6. Sentence variety — flag any section with 3+ consecutive similar-length sentences
7. Passive voice — identify and rewrite passive constructions
8. Cutting opportunities — identify 2-3 paragraphs that could be cut or shortened
Deliver: edited draft + list of changes made + [VERIFY] items highlighted.
Readability check:
Analyze this content for readability:
- Flesch-Kincaid grade level (estimate)
- Sentence length distribution
- Paragraph length (flag any over 4 sentences)
- Jargon terms that need simplification
- Suggested simplifications for flagged terms
Layer 5: Publishing Automation
Meta generation:
From this article: [paste or summarize]
Generate:
1. SEO title tag (60 chars max, primary keyword near start)
2. Meta description (155 chars, includes keyword, CTA)
3. Open Graph title (can be slightly different — more engaging)
4. Twitter/X card description (200 chars max)
5. Slug: [primary-keyword-article-topic]
6. Image alt text suggestion based on article topic
Social media adaptation:
Repurpose this article for social media:
1. LinkedIn post: 200-300 words
- Hook from key insight
- 3-5 bullet points with value
- Question to drive comments
2. Twitter thread: 6-8 tweets
- Tweet 1: provocative hook stat
- Tweets 2-7: one key point each
- Tweet 8: CTA
3. Instagram caption: 100-150 words + hashtags
4. Short-form video script: 60-second script for Reels/TikTok
Keep the core message consistent across all formats.
Building the Full Automation Pipeline
n8n workflow (no-code):
Trigger: New row in Airtable [Keywords table]
↓
HTTP request to Claude API → generate brief
↓
HTTP request to Perplexity API → gather research
↓
HTTP request to Claude API → write draft (brief + research as context)
↓
HTTP request to Claude API → QC pass
↓
Update Airtable row with draft
↓
Post to Slack: "#content-review" channel with draft link
↓
[Human reviews and approves in Airtable]
↓
Trigger: Status = "Approved"
↓
WordPress REST API → create draft post
↓
Notification to editor
This workflow produces a reviewed draft ready for final human edit in approximately 15-20 minutes per article.
Quality Control System
AI content needs human oversight.

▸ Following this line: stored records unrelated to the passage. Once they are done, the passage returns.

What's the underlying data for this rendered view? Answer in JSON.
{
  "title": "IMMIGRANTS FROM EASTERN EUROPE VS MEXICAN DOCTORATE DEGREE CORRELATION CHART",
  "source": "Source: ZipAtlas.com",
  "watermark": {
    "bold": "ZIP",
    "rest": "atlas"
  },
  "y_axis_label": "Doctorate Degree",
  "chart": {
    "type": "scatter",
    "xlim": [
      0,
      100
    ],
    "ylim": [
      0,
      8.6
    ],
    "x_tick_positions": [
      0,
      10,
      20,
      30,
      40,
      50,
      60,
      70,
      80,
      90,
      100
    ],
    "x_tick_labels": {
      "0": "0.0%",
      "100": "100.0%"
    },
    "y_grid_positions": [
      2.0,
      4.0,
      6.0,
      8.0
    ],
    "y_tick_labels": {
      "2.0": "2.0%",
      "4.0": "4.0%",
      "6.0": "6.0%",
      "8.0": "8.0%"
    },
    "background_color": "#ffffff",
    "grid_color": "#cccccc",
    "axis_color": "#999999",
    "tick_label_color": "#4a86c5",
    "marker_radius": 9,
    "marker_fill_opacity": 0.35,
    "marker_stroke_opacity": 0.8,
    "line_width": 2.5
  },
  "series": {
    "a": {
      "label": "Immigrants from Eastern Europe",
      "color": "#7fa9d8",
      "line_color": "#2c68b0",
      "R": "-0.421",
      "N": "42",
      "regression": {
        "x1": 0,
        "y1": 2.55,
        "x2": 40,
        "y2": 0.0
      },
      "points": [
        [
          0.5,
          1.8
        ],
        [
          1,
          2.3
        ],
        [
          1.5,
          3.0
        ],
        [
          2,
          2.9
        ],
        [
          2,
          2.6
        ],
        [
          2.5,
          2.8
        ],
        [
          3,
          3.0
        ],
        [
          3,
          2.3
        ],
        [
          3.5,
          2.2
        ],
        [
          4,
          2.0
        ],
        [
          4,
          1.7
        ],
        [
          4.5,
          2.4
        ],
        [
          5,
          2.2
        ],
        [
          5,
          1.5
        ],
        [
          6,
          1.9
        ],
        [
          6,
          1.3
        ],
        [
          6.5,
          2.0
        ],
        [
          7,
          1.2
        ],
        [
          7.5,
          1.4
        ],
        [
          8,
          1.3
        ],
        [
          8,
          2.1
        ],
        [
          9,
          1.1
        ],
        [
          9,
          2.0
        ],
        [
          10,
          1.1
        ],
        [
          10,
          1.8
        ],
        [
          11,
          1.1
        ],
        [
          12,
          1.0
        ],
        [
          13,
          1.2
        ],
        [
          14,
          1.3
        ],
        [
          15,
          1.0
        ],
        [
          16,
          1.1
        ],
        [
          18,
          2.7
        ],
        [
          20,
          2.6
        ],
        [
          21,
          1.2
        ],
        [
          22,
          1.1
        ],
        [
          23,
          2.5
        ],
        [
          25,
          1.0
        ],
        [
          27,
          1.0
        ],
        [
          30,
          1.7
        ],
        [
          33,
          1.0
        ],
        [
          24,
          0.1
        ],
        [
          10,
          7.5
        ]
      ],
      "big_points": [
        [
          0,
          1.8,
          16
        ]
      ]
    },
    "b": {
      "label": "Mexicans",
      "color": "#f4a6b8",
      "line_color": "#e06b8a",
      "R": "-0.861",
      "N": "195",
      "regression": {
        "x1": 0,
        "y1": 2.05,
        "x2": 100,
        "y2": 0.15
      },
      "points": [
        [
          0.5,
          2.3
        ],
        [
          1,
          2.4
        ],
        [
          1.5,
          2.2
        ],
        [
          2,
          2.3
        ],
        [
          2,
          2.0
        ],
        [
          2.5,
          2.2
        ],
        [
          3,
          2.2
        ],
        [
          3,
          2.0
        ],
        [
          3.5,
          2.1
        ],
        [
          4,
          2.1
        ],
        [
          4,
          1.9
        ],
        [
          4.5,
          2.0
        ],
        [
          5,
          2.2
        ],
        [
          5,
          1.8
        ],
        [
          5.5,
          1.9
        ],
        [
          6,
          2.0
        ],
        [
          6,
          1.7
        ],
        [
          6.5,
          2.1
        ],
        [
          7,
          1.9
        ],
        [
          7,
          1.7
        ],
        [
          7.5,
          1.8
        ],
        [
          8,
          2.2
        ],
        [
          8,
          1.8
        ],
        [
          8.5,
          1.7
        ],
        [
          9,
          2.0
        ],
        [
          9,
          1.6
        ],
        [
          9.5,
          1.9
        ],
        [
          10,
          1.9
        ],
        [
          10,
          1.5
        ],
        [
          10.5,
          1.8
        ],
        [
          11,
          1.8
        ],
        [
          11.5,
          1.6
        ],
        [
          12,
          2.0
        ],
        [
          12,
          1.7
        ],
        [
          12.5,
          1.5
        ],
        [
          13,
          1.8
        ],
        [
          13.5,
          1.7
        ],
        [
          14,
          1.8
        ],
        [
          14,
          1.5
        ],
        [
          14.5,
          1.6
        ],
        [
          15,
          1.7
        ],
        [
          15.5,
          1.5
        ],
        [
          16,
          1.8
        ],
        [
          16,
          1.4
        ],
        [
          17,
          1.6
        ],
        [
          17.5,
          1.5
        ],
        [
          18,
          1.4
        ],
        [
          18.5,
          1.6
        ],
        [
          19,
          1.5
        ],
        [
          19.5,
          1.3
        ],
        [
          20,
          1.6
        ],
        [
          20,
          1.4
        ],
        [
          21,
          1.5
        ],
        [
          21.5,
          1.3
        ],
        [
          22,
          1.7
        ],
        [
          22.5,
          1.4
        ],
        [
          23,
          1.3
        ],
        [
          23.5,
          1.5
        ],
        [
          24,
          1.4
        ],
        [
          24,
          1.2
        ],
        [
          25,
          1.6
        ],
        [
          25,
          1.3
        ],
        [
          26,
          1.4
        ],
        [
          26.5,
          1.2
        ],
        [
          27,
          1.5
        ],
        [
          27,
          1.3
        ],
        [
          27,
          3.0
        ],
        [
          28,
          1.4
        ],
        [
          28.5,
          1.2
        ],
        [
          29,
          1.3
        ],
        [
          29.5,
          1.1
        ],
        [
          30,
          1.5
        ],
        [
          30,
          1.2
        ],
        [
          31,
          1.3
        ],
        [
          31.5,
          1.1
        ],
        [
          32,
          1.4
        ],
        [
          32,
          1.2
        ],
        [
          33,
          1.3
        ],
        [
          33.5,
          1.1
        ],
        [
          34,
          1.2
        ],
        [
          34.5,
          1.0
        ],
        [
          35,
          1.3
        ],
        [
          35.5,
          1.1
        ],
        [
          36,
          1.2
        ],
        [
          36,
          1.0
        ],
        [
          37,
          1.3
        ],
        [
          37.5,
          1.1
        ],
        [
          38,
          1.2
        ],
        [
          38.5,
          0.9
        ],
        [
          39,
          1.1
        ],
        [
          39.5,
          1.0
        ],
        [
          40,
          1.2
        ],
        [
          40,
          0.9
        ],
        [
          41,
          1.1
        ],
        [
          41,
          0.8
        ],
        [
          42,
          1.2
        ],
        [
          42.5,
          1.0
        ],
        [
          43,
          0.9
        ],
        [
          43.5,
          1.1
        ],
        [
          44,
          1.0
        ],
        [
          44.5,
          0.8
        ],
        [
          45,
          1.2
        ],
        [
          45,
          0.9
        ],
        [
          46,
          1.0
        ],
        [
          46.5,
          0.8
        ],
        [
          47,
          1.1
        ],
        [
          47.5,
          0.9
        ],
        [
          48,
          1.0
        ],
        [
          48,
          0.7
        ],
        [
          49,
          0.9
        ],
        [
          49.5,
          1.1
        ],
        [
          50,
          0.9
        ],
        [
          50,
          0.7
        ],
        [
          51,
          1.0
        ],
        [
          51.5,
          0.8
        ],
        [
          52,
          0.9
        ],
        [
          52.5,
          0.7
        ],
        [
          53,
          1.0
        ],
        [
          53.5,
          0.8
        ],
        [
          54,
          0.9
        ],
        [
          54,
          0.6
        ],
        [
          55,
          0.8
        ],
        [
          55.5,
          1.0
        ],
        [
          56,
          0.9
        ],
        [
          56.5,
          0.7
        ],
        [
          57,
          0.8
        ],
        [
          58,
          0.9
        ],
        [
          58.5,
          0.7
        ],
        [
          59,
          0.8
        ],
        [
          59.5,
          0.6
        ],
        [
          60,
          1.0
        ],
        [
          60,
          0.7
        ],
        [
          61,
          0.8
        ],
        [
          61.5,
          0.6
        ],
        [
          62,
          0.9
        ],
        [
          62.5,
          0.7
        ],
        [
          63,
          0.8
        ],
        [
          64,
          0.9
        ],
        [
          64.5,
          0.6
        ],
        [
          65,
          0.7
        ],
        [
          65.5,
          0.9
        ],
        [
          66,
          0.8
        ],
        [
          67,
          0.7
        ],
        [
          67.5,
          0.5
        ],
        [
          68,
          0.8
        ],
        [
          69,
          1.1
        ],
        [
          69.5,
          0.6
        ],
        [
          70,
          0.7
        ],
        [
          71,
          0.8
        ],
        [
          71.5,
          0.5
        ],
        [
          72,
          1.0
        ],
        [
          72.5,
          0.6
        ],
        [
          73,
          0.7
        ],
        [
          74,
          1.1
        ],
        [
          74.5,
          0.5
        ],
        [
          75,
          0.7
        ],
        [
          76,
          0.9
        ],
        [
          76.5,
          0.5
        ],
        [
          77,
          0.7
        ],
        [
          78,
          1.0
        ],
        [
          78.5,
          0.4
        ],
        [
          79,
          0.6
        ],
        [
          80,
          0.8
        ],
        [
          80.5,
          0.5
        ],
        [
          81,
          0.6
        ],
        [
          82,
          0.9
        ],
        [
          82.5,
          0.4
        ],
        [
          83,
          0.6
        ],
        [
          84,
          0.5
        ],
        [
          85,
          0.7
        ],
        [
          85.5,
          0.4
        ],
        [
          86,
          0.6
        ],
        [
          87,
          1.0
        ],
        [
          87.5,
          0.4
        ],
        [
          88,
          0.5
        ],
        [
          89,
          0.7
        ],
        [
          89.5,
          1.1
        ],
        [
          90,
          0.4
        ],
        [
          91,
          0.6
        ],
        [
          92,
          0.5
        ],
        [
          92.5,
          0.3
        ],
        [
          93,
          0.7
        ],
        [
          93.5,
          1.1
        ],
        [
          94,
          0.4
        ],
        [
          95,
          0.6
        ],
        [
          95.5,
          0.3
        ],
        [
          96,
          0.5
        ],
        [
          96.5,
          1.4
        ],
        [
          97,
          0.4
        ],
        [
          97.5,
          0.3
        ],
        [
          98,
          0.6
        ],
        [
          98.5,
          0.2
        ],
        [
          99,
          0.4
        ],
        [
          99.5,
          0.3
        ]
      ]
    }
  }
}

Build this into your workflow:
Must-check before publishing:
- All statistics verified with source links
- No duplicate content (run through Copyscape or similar)
- Brand voice review (does it sound like you?)
- Internal links added manually
- Featured image added
- Read aloud once (catches awkward phrasing)
Red flags to watch for:
- AI-generated lists that are too generic
- “On one hand / on the other hand” structures everywhere
- Overly hedged language (“it’s important to note that…”)
- Claims that sound authoritative but are unverifiable
Scaling Considerations
10 articles/month: Manual prompt workflow is fine 50 articles/month: Semi-automated pipeline with human QC 200+ articles/month: Fully automated pipeline with dedicated editor QC role 500+ articles/month: Consider dedicated AI content infrastructure, not just prompts
The bottleneck at scale is almost always QC, not generation. Invest in your quality process before increasing output volume.